Mutombo estimated there are 185 young African players enrolled in colleges in America, with another 100 in high school here. "For me, someone who was born in Africa and was worrying about seeing an increase in basketball players, these are very good results," he said. "We have to make sure that they work very hard to reach the next level, which is the NBA."

Mutombo's right: The poverty, health issues and political strife in Africa dwarf any concerns that the NBA isn't reaping enough low-post players from the continent, even a quarter of a century after Olajuwon was the NBA's No. 1 draft pick (two spots ahead of Michael Jordan). And like a lot of things in life, timing matters.

"Hakeem and Mutombo, they came at the wrong time, in my opinion," Ujiri said. "At the time there was not much exposure. No Internet.
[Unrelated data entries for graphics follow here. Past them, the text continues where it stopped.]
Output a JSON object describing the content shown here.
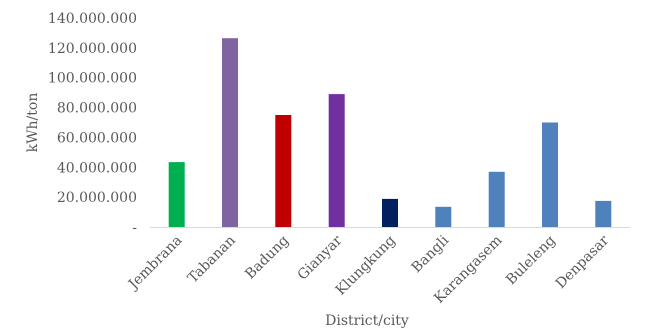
{
  "chart_data": {
    "type": "bar",
    "title": "",
    "xlabel": "District/city",
    "ylabel": "kWh/ton",
    "ylim": [
      0,
      140000000
    ],
    "ytick_step": 20000000,
    "ytick_labels": [
      "-",
      "20.000.000",
      "40.000.000",
      "60.000.000",
      "80.000.000",
      "100.000.000",
      "120.000.000",
      "140.000.000"
    ],
    "grid": false,
    "legend": "none",
    "categories": [
      "Jembrana",
      "Tabanan",
      "Badung",
      "Gianyar",
      "Klungkung",
      "Bangli",
      "Karangasem",
      "Buleleng",
      "Denpasar"
    ],
    "values": [
      43500000,
      126500000,
      75000000,
      89000000,
      18800000,
      13500000,
      37000000,
      70000000,
      17500000
    ],
    "colors": [
      "#00b050",
      "#8064a2",
      "#c00000",
      "#7030a0",
      "#002060",
      "#4f81bd",
      "#4f81bd",
      "#4f81bd",
      "#4f81bd"
    ]
  }
}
Yeah, we knew the names but it's not like with Yao Ming now, it's not with like Manu Ginobili -- those guys have carried their continents. We don't have the caliber of players now to do that. Hakeem Olajuwon would have been unbelievable for our continent now, because a lot of kids would have seen him on TV. Mutombo, a lot of kids would have seen him in his prime."

It is on Thabeet, then, and Deng, Diop, Mbenga, Mbah a Moute and the rest to carry a torch that has flickered when it might have flamed.